Forest plots of the sensitivity and specificity of new‐onset chemosensory impairment for diagnosing COVID‐19 are shown in Figure 1A. Although the pooled sensitivity was 61% (95% confidence interval [CI], 55‐68%), pooled specificity reached 87% (95% CI, 80‐92%), with publication bias being possible (Fig. 1B). Given this sensitivity and specificity, Figure 1C shows the variation of PPV and NPV, with a prevalence of SARS‐CoV‐2 infection in patients with flulike symptoms. For example, if the prevalence is 50%, PPV and NPV would be 82% and 69%, respectively; however, when prevalence is 10%, PPV would decline to 34% and NPV would increase to 95%.

Thus, in a different phase of the COVID‐19 pandemic and in a different geographic context with a different diffusion of SARS‐CoV‐2, the PPV of the new onset of smell and/or taste loss may vary dramatically.

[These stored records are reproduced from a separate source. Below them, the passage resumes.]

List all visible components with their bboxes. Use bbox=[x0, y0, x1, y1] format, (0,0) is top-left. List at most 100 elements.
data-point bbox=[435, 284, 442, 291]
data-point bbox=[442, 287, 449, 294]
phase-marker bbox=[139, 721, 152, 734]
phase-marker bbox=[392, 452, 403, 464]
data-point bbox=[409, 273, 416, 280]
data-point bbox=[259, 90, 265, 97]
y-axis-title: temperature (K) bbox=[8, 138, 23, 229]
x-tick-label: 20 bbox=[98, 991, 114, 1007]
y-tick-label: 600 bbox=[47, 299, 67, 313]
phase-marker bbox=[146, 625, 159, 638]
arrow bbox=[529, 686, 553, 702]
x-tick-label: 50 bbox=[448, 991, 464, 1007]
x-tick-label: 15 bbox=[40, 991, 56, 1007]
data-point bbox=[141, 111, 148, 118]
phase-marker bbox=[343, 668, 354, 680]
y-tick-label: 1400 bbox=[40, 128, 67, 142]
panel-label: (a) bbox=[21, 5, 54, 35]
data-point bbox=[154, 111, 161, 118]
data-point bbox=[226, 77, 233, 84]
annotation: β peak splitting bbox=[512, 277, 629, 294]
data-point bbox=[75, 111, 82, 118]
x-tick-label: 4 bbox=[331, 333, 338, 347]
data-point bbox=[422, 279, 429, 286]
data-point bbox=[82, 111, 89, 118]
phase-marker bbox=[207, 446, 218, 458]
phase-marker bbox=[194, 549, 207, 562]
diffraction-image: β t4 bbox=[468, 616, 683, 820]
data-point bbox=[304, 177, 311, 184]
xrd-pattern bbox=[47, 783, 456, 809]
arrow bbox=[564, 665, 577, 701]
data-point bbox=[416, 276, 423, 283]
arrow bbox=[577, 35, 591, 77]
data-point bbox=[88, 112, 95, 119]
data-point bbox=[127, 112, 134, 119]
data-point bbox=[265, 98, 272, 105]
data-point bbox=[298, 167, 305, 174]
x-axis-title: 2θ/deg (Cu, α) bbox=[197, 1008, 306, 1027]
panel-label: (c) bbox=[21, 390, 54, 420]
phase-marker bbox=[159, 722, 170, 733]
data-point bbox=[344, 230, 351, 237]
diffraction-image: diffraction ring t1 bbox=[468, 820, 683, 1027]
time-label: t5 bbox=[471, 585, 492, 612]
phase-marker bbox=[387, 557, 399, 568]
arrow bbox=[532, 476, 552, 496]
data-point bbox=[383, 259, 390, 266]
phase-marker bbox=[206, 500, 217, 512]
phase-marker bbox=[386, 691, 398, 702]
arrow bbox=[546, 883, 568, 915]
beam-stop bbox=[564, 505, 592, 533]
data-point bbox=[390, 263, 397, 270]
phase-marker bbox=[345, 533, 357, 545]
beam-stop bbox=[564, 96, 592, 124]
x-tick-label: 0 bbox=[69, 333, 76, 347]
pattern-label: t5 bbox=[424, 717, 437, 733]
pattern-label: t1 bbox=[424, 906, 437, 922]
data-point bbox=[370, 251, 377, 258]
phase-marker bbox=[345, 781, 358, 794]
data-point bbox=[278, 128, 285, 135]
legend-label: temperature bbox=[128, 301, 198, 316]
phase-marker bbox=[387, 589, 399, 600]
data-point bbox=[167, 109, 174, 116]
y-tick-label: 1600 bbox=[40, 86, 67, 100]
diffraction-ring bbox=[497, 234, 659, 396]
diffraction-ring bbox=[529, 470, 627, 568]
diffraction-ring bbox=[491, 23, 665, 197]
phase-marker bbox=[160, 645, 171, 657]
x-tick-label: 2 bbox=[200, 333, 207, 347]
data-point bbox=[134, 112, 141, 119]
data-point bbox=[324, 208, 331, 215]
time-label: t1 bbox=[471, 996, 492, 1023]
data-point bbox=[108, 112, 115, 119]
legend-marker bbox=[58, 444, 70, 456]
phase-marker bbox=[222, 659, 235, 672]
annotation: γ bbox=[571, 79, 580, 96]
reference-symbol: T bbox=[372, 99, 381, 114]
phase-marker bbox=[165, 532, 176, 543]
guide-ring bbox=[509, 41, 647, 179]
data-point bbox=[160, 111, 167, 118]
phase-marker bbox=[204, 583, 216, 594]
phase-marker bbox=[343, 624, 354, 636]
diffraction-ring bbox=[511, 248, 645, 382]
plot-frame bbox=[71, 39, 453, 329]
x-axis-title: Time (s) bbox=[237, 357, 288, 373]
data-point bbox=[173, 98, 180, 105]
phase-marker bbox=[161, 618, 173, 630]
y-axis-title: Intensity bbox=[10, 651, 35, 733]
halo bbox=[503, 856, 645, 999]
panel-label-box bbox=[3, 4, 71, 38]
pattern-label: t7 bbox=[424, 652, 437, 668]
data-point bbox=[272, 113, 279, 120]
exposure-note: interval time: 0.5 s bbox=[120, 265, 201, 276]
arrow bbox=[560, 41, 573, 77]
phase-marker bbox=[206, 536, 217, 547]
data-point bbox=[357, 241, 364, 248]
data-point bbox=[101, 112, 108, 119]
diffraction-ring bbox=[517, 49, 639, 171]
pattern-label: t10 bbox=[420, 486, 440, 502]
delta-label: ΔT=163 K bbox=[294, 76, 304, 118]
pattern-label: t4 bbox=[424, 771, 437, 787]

Moreover, the increased impact of other viruses causing flulike symptoms may superimpose to SARS‐CoV‐2 circulation in next fall/winter season, thus further decreasing the PPV of new onset of smell and/or taste loss for COVID‐19.

In conclusion, we believe that a new onset of smell and/or taste loss during the COVID‐19 pandemic should be considered a manifestation of SARS‐CoV‐2 infection until proven otherwise, sufficient to justify testing, self‐isolation, and the use of personal protective equipment by medical personnel interacting with these subjects. However, taking into account the aforementioned considerations, diagnostic indications of individual symptoms should be fully understood and considered with caution when predicting SARS‐CoV‐2 infection in patients with flulike symptoms.